Northrop had built the P-61 for combat. The airframe was strong, stable, and easy to control in the air, and the C-model could climb well to altitudes exceeding 40,000 feet. These attributes led the U.S. National Weather Service to select P-61Cs to investigate the inner workings of thunderstorms. Black Widow crews could fly into the storms carrying an array of sensors to measure turbulence, temperature, wind speeds, and the amount and types of precipitation. The Weather Service started Project Thunderstorm in 1945 using federal grant money. Phase I of the project was based at Pinecastle Army Airfield, Florida and the flight program took place from late June to mid-September 1946. A typical mission used five Black Widows flying into a storm at altitudes varying from five to twenty-five thousand feet. In February 1947, Phase II of the project moved to Clinton County Army Air Base, Ohio, and pilots flew storm missions from May to September 1947. Three years later, the National Air Museum (NAM)—forerunner of the Smithsonian’s National Air and Space Museum—accepted one of the Project Thunderstorm P-61s, a P-61C-1-NO (serial number 43-8330), for its collection.

Northrop had delivered this Black Widow to the U.S. Army Air Forces on July 28, 1945. By October, it was flying at Ladd Field, Alaska, in cold weather tests and remained there until March 30, 1946. The Army then moved the P-61 to Pinecastle Air Force Base, Florida, for the Thunderstorm Project. Early in 1948, the air force assigned the airplane to the Flight Test Division at Wright-Patterson Air Force Base, Ohio. Two years later, the service declared the P-61 surplus in 1950 and moved it to Park Ridge, Illinois, where it joined many other World War II aircraft set aside for the National Air Museum. But 43-8330 was not done flying.

On November 30, 1950, the National Advisory Committee for Aeronautics (NACA) asked to borrow the NAM Black Widow. The request was approved, and the aircraft was delivered to the NACA Ames Aeronautical Laboratory at Naval Air Station Moffett Field, California, on February 14, 1951. To confirm legal ownership, NAM staff accessioned the aircraft on February 15, 1951.

Because wind tunnels that could test models and aerodynamic shapes at transonic speeds had not yet been built, the NACA used three airplanes including the NAM P-61 to carry aloft and drop large unpowered model aircraft and aerodynamic shapes weighing up to 1,500 pounds from altitudes as high as 43,000 ft. Crews had to endure extreme cold but the height was needed to allow the models and shapes to accelerate to transonic and even supersonic speeds as they fell. Engineers maneuvered the models to descend at different angles of attack and then deployed air brakes and parachutes to slow the models for landing. Tests were conducted at the Edwards Air Force Base bombing range in the Mojave Desert in California. NACA engineers Alun Jones, James Selna, Bonne Look and Loren G. Bright helped develop the drop-test program at Ames. Among the pilots who flew the tests were George Cooper, Rudolph Van Dyke, Don Heinle, Fred Drinkwater, Robert Whemper, and Joseph Walker.

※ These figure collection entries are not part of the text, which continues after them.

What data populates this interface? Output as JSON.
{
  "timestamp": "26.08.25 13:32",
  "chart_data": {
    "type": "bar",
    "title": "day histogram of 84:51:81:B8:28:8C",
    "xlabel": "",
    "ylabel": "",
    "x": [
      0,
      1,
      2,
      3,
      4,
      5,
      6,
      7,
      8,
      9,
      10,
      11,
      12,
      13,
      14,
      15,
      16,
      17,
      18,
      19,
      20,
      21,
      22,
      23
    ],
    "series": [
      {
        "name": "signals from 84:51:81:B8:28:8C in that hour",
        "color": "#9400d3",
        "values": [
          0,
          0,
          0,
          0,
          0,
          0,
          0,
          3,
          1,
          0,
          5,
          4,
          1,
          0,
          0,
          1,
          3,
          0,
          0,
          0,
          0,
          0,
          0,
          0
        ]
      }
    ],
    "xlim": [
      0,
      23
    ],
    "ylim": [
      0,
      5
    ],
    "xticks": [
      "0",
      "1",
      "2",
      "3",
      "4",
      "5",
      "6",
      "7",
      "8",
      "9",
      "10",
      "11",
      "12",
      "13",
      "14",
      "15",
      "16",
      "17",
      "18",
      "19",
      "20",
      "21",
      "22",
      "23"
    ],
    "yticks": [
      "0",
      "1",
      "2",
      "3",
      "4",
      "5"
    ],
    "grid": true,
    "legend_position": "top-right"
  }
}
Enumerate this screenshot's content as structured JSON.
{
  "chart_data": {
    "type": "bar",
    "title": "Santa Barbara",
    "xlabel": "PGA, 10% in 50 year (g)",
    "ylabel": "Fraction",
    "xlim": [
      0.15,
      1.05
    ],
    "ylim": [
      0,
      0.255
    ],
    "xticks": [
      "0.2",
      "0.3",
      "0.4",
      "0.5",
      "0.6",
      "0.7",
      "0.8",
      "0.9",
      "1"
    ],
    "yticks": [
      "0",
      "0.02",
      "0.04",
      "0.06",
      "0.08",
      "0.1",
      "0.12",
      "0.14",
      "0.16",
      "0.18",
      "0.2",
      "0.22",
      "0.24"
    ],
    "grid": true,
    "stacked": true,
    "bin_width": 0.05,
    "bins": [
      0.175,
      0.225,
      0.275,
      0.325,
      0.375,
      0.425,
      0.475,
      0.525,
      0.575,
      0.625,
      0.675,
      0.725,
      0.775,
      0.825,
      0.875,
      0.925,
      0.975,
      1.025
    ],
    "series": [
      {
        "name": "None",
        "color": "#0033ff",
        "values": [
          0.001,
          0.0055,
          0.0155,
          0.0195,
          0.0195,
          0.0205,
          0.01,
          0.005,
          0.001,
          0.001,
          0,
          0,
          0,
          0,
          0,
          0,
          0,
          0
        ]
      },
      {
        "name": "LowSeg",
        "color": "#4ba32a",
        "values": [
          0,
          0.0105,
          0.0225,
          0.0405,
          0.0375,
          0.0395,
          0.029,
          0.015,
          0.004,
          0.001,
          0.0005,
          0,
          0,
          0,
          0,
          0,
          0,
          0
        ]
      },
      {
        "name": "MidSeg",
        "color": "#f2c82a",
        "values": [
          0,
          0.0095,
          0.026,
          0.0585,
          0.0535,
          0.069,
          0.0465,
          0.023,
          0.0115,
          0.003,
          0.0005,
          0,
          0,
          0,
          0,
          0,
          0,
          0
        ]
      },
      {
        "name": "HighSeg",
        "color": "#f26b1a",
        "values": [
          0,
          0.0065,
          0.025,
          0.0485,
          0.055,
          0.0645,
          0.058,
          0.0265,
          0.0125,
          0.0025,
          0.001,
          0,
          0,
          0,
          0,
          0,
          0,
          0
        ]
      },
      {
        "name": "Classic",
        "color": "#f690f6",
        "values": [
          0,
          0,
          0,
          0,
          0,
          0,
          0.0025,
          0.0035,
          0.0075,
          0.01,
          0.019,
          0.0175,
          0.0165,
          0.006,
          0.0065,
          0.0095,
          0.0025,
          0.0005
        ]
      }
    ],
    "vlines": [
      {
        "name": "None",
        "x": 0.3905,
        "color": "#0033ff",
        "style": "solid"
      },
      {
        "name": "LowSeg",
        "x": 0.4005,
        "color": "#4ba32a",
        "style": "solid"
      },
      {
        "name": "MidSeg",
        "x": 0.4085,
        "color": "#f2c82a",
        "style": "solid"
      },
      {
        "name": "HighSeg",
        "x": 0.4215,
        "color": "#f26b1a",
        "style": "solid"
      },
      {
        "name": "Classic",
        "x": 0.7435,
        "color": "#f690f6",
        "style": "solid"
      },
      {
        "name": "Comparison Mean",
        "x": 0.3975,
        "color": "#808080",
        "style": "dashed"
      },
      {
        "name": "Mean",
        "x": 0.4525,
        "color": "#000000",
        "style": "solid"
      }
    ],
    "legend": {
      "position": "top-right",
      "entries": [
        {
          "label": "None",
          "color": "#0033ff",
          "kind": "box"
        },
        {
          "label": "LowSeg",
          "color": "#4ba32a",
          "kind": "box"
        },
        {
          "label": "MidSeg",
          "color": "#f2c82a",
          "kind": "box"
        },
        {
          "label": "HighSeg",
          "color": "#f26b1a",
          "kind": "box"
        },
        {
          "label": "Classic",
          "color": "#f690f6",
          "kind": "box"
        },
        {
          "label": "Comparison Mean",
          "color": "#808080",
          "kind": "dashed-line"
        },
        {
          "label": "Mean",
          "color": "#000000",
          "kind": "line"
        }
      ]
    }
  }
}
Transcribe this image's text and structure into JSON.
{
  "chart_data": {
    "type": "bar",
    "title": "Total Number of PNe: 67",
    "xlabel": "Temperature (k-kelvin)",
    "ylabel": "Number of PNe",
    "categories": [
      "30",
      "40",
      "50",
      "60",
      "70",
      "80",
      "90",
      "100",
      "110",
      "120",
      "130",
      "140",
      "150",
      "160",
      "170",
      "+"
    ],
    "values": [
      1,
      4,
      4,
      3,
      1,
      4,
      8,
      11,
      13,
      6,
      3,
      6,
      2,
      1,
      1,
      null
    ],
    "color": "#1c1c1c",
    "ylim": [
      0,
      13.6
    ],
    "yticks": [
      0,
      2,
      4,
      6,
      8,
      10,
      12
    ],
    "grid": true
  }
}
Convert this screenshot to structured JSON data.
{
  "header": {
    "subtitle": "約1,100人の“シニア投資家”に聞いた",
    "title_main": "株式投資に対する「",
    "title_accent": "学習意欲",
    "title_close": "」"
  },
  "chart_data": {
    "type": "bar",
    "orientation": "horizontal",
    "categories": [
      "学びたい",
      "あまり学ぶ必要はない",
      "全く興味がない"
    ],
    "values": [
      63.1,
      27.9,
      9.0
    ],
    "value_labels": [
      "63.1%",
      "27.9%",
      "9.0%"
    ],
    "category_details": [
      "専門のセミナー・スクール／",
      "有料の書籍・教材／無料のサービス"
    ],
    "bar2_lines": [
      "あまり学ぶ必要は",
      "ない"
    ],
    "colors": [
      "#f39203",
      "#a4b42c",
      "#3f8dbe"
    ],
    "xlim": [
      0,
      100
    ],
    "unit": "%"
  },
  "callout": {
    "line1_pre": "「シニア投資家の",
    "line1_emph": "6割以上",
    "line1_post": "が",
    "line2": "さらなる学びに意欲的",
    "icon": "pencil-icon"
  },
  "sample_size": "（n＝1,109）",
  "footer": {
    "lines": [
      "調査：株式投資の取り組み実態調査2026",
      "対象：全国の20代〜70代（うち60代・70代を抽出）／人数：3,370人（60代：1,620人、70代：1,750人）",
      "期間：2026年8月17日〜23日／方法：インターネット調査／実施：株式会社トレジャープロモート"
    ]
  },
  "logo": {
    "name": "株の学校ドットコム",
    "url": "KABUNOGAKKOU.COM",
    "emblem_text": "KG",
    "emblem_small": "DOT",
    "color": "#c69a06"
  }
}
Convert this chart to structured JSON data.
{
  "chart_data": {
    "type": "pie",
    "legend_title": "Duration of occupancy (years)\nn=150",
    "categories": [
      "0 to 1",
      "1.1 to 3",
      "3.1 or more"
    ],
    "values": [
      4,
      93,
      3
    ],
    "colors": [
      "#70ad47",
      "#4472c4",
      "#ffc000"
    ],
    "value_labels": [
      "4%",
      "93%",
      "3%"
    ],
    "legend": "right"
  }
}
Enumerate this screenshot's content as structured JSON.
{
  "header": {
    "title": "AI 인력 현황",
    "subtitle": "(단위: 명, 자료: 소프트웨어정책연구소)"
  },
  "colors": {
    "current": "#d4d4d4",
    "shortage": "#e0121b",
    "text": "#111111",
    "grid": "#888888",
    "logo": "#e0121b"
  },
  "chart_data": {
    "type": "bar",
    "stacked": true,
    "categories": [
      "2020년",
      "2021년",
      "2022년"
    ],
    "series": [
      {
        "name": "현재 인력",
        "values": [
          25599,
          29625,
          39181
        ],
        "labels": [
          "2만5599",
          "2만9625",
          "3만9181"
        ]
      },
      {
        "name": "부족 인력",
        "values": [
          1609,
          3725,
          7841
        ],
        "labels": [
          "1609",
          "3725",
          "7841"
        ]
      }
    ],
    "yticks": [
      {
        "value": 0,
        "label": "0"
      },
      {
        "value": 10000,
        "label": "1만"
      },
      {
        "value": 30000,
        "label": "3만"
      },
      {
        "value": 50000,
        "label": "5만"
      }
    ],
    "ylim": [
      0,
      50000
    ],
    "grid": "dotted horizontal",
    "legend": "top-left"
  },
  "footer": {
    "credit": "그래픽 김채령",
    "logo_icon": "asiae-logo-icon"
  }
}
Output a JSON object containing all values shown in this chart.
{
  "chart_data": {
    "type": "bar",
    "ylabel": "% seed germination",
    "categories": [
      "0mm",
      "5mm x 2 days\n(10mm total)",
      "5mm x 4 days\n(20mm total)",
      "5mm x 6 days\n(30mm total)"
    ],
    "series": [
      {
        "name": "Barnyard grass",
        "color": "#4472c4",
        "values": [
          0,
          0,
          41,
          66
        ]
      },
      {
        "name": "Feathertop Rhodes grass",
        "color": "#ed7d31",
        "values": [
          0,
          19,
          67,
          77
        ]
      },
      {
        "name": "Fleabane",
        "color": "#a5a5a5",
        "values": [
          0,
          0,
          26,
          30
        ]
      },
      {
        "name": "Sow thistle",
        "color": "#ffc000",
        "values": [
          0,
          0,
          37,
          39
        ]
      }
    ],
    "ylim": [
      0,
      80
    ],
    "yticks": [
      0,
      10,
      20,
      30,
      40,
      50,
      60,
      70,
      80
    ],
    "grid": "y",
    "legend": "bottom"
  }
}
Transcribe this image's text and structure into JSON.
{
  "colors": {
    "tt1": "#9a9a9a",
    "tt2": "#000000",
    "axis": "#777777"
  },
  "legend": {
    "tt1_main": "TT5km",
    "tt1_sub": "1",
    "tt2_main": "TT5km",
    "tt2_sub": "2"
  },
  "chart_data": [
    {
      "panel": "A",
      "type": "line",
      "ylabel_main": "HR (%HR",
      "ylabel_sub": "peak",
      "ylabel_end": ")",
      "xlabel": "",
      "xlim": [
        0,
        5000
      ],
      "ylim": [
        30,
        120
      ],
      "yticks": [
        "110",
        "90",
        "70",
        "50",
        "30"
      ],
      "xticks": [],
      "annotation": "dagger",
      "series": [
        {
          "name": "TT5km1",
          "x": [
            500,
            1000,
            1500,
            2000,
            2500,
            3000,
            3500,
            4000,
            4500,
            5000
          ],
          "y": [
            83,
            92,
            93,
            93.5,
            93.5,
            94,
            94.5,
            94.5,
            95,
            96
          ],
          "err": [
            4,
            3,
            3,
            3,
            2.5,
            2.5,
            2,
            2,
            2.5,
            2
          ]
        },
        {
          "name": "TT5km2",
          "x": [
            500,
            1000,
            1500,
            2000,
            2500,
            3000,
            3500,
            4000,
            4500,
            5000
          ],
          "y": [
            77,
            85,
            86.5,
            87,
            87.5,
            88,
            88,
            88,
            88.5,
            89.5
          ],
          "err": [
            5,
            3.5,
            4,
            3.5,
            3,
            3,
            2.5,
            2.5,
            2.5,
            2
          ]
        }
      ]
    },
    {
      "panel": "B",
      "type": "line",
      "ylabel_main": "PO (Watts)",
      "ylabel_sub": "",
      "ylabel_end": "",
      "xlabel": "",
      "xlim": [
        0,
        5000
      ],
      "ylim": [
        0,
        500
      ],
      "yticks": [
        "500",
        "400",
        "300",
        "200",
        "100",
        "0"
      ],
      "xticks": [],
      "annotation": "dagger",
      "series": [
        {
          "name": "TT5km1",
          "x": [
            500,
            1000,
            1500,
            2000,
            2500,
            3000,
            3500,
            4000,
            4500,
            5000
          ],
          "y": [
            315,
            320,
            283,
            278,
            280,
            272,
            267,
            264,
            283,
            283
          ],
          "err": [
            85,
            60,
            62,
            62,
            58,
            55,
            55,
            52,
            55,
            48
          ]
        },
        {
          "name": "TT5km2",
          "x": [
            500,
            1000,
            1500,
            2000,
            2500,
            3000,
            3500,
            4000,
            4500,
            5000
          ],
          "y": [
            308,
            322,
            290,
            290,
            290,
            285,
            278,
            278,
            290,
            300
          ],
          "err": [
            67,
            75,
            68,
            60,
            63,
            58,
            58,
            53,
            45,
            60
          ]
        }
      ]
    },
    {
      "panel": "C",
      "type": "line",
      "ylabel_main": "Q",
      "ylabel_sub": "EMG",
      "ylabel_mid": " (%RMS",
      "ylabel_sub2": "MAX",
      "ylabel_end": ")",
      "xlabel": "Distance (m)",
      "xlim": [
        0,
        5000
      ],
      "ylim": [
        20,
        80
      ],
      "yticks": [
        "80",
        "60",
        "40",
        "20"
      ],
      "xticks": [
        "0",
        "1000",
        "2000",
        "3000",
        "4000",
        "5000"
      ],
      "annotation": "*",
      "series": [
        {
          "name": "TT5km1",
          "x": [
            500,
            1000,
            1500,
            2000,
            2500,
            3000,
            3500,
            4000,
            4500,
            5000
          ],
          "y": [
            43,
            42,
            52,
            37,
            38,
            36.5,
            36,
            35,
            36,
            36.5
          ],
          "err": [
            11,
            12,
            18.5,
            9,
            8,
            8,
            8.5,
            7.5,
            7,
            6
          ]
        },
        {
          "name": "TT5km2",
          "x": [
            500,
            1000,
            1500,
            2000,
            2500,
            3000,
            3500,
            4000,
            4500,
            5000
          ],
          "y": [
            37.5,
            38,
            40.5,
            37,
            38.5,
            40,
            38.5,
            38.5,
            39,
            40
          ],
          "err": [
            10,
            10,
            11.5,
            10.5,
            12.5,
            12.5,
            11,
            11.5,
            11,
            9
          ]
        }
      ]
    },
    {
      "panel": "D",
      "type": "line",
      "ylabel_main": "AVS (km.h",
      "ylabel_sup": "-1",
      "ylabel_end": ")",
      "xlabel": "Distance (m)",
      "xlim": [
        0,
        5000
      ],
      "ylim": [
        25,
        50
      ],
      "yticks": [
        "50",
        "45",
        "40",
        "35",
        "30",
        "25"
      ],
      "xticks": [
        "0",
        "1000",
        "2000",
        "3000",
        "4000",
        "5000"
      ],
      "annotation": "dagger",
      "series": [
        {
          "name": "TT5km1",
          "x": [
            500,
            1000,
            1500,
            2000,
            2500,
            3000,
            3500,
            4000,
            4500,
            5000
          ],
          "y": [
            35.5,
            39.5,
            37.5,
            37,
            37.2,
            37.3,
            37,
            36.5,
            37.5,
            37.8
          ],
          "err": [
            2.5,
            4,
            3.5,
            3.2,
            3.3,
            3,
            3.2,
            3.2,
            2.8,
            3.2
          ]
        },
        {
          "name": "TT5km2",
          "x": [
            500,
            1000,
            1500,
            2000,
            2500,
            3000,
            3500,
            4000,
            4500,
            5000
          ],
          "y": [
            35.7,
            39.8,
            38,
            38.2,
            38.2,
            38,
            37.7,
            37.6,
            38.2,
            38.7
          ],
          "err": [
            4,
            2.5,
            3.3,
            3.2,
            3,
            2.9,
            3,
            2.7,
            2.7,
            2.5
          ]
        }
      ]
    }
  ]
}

NACA pilot flying the Smithsonian’s National Air and Space Museum P-61 Black Widow in August 1952 carries a transonic model at high altitude. Note the streaming contrails.

The NACA completed its research program by summer 1954 and NACA pilot Donovan R. Heinle flew the airplane from Moffatt Field to Andrews Air Force Base, Maryland, arriving on August 10, 1954. When the engines shut down for the last time, the Museum P-61 had accumulated 530 flight hours. In May 2006, a team of museum artifact treatment specialists completed their work on the Black Widow and reassembled it on display at the National Air and Space Museum’s Steven F. Udvar-Hazy Center.